Tactics for getting teenagers out of bed

17 11 2011

photo credit: Alan Cleaver

Remember when they were small? The excitement when they started sleeping through the night?

My children are champion sleepers. They could sleep for Australia. They slept through the night at 4 months (after having been born over a month premature) and had two hour-long naps a day until they started kindergarten and I regretfully had to cease one of the naps. (Oh how I missed my second nap of the day!) Starting school of course meant the end of the other nap as well. As a former shift-worker, I so appreciated that they would sleep.

Now of course we are at the other extreme. They don’t want to go to bed, they don’t want to get up in the morning.

At the school play the other day, this was a featured skit. One son, played the alarm clock. (He is particularly good at making loud annoying noises.) The resolution of the skit was that the teenager’s baby brother in dirty nappy crawled onto his bed and the teenager shot out of bed.

Of course this issue of getting teenagers out of bed is not unique to our family. Here are a few of the options that have been suggested to me. I do not particualrly recommend them – but some of them are particularly imaginative and worth sharing!

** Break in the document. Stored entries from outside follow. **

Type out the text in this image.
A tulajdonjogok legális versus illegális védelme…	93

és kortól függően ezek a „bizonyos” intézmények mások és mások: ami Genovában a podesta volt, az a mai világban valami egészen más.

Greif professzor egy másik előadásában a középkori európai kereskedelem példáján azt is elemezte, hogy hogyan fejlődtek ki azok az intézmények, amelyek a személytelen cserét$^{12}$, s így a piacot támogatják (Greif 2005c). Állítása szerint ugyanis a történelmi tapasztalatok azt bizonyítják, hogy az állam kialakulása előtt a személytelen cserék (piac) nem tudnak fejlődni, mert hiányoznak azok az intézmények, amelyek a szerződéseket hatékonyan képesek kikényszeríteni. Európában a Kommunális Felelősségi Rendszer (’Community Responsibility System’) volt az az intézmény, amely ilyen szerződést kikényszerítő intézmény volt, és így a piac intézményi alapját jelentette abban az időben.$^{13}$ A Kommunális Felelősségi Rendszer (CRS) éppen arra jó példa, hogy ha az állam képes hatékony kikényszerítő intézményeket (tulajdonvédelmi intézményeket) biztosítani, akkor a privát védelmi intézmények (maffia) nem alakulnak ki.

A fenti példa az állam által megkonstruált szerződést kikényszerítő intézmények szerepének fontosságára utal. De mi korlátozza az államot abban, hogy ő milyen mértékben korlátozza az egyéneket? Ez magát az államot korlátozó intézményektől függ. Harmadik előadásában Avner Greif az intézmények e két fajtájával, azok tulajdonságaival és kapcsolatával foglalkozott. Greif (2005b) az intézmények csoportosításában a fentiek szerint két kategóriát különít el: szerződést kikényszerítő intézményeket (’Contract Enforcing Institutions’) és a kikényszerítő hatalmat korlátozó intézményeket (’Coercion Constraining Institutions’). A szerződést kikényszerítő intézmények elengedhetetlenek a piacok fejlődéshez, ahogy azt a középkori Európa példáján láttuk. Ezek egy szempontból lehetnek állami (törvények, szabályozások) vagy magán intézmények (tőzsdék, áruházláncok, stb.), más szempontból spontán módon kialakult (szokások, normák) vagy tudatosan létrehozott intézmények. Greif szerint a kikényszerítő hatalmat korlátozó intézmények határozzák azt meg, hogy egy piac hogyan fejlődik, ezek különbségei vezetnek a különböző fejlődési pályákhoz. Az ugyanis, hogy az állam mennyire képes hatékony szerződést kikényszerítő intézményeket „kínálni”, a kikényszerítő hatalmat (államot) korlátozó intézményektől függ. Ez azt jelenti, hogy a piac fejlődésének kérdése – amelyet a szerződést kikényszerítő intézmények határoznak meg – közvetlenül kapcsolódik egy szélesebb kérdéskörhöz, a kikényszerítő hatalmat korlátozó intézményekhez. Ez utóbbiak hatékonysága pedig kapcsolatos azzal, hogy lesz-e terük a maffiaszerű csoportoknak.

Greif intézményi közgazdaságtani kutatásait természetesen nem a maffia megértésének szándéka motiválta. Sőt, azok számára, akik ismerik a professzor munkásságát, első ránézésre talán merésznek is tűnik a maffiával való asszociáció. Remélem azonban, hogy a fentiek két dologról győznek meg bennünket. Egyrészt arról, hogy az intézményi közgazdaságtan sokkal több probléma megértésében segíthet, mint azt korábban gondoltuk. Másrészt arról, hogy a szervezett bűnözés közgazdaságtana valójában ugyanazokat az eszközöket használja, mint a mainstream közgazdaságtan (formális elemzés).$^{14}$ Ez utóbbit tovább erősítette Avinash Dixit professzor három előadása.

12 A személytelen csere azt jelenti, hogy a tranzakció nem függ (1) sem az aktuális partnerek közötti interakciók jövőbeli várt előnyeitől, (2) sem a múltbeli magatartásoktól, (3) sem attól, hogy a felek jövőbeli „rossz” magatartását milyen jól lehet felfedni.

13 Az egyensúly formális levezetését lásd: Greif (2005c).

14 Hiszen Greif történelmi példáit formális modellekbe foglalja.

1. Alarm clock. Yes, let’s go for the obvious. The average alarm clock takes a teenager on average two night to get accustomed enough to, to sleep through. No matter waht sort of alarm clock, how close to the bed. Some are even able to get up and cross the room to hit the snooze alarm without waking. on the other hand, they are perfectly capable of setting it to go off at other hours, say 2am, or even the middle of the day, to drive everyone else insane.

2. Screaming, shouting, nagging, yelling. Another obvious one. I am very very good at this one. it usually doesn’t work.

3. Bargaining. Not possible if the teenager is deeply asleep, but worth a shot if they are drowsy and you have something really good to bargain with (say, a mobile phone with no credit). Can be expensive though.

4. Removing the bedclothes. Can be effective if it is winter and cold. After a while the teenager starts holding onto their bedclothes a little tighter though.

5. TV / radio. I have one teenager who is psychically attached to the television. Despite being unable to hear the television from his bedroom, if the TV is turned on, he will get up and wander towards it. Something to do with electro-magnetic radiation perhaps? Or just a severe case of TV-addiction?

6. Water pistol. One mother told me that her friend (a friend of a friend, don’t you know!) used to stand in the doorway and once the child hadn’t got out of bed after a certain number of reminders, she would squirt him on the face until he got out of bed. Doesn’t work if the child pulls covers over their face – you just end up with soggy bedclothes that you have to dry.

7. Frozen peas. Yes, here is where it gets interesting apparently “a friend of a friend” used to put a bag of frozen peas in the teenager’s bed. Certainly would wake them with a shock (probably closely followed by a teenage tantrum! And with some justification I feel.

8. And along the same vein, another “friend of a friend” used to freeze marbles (a remarkable feat of lateral thinking) and put them on the teenager’s bed if they did not get out of bed. Apparently unlike the peas, there were a number of them to throw out of the bed, rather than one packet of peas. I presume said parent then also collected (dodged) the marbles and re-froze them.